Mais la force de Pôle Sud réside surtout dans la couleur du portrait que dressent Anaïs Barbeau-Lavalette et Émile Proulx-Cloutier de Centre-Sud. Sans éviter les traits constitutifs du quartier – comme la forte présence ouvrière ou l’ouverture à la diversité sexuelle –, le couple d’artistes n’a pas cherché l’objectivité. Il a plutôt voulu présenter au public d’Espace Libre la force de certains parcours de vie : Jackie nous fait part de son passé de strip-teaseuse et son amour des parfums ; Serge nous raconte ses débuts comme orfèvre ; les jumelles Vanessa et Mélissa nous font découvrir le « parc brun », où elles aiment rejoindre leurs amis ; François nous fait part de son parcours comme biologiste judiciaire et comme spécialiste de l’étude des projections de sang ; Cybelle se confie sur son amour des mots, sur ses séjours à l’institut Pinel et sur le vide qu’a laissé dans sa vie la mort de sa mère ; Johanne nous parle de son emploi d’aide-concierge et de la difficulté de pratiquer un métier traditionnellement masculin ; Marc nous parle de son attachement à la statue commémorative du chien Grand blond dans un des parcs des rues avoisinantes.

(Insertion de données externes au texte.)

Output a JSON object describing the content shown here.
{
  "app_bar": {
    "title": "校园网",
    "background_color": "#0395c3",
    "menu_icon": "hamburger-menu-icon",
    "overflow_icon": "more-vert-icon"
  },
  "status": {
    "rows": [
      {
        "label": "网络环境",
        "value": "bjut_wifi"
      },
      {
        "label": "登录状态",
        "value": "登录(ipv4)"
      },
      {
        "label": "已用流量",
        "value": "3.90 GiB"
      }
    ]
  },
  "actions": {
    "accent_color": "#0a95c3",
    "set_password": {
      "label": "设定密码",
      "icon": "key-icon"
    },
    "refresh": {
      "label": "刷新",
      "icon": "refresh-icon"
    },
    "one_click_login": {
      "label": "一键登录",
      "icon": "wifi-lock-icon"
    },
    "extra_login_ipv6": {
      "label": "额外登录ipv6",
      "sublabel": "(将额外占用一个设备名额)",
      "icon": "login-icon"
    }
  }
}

Avec Pôle Sud,Anaïs Barbeau-Lavalette et Émile Proulx-Cloutier évitent le piège de la spectacularisation des sujets, qui aurait pu les confiner dans la marge. C’est plutôt la résilience de ces personnes qui marquent le public, lui permet également de renouveler son regard sur le quartier le plus au sud de l’île de Montréal. Si l’approche documentaire implique toujours une intrusion dans la vie des sujets qui se racontent, Pôle Sud propose une ouverture à l’autre à la fois pudique et enrichissante. Les créateurs démontrent très clairement leur admiration pour ces gens au parcours atypique qu’ils cherchent à mettre en valeur.